VI. The Importance of Worshipping gods or Kamis
• At the core of Shinto are beliefs in the mysterious creating and harmonizing power (musubi) of Kami
and the truthful way or will (mokoto) of Kami.
• The nature of kami cannot be fully explained in words, because kami transcends the cognitive faculty
of man.
• Devoted followers are able to understand Kami through faith and usually recognize various Kamis in
polytheistic forms.
• Parishioners of a Shrine belive in the tutelary Kami as the source of human life and existence.
• Each Kami has a divine personality and responds to truthful prayers.
• The Kami also reveals mokoto to people and guides them to live in accordance with it.
• Mokoto is not an abstract ideology. It can be recognized every moment in every individual thing in
the encounter between man and kami.
VII. The Core Teaching of Shintoism
“Worship the ancestors and forces of nature to achieve harmony in all dimensions.”
 In Shinto, all the deities are said to cooperate with one another.
• A life lived in accordance with a Kami’s will is believed to produce a mystical power that gains the
protection, cooperation, and approval of all the particular Kamis.
• Shinto is also described as a religion of “tsunagari” (continuity or communion).
• The Japanese, while recognizing each man as an individual or personality he/she does not take him
as a solitary being separated from others.

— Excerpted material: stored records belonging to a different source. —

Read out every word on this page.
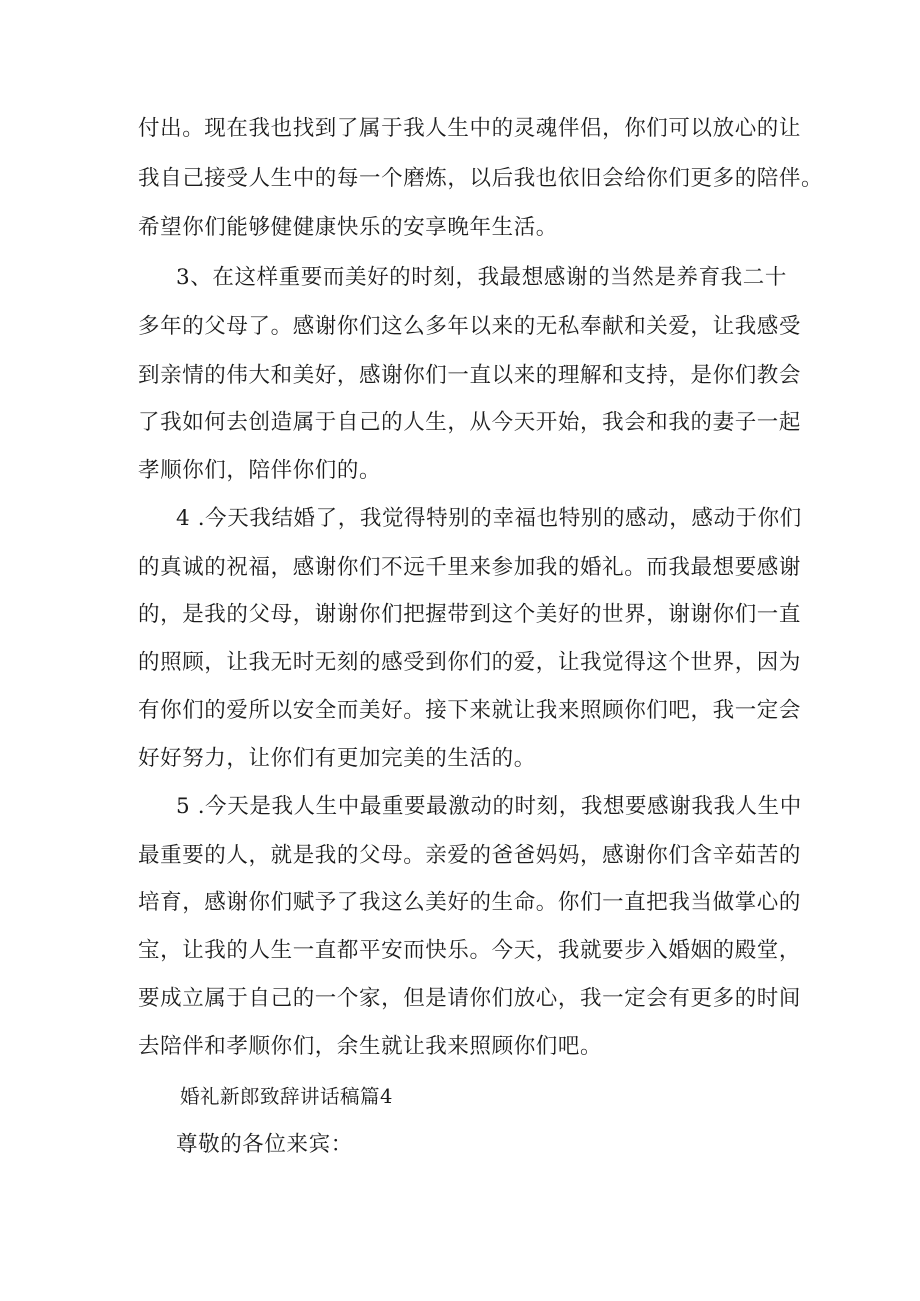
付出。现在我也找到了属于我人生中的灵魂伴侣，你们可以放心的让
我自己接受人生中的每一个磨炼，以后我也依旧会给你们更多的陪伴。
希望你们能够健健康快乐的安享晚年生活。
3、在这样重要而美好的时刻，我最想感谢的当然是养育我二十
多年的父母了。感谢你们这么多年以来的无私奉献和关爱，让我感受
到亲情的伟大和美好，感谢你们一直以来的理解和支持，是你们教会
了我如何去创造属于自己的人生，从今天开始，我会和我的妻子一起
孝顺你们，陪伴你们的。
4 .今天我结婚了，我觉得特别的幸福也特别的感动，感动于你们
的真诚的祝福，感谢你们不远千里来参加我的婚礼。而我最想要感谢
的，是我的父母，谢谢你们把握带到这个美好的世界，谢谢你们一直
的照顾，让我无时无刻的感受到你们的爱，让我觉得这个世界，因为
有你们的爱所以安全而美好。接下来就让我来照顾你们吧，我一定会
好好努力，让你们有更加完美的生活的。
5 .今天是我人生中最重要最激动的时刻，我想要感谢我我人生中
最重要的人，就是我的父母。亲爱的爸爸妈妈，感谢你们含辛茹苦的
培育，感谢你们赋予了我这么美好的生命。你们一直把我当做掌心的
宝，让我的人生一直都平安而快乐。今天，我就要步入婚姻的殿堂，
要成立属于自己的一个家，但是请你们放心，我一定会有更多的时间
去陪伴和孝顺你们，余生就让我来照顾你们吧。
婚礼新郎致辞讲话稿篇4
尊敬的各位来宾：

• On the contrary, he is regarded as the bearer of long continuous history that comes down from his
ancestors and continues in his descendants.
• It is imperative to Shinto believers to worship their ancestors to perpetuate their relationships with
them, and pay respect to the forces of nature as perceived manifestations of the mystical powers of
the different Kamis in order to achieve harmony in all life dimensions.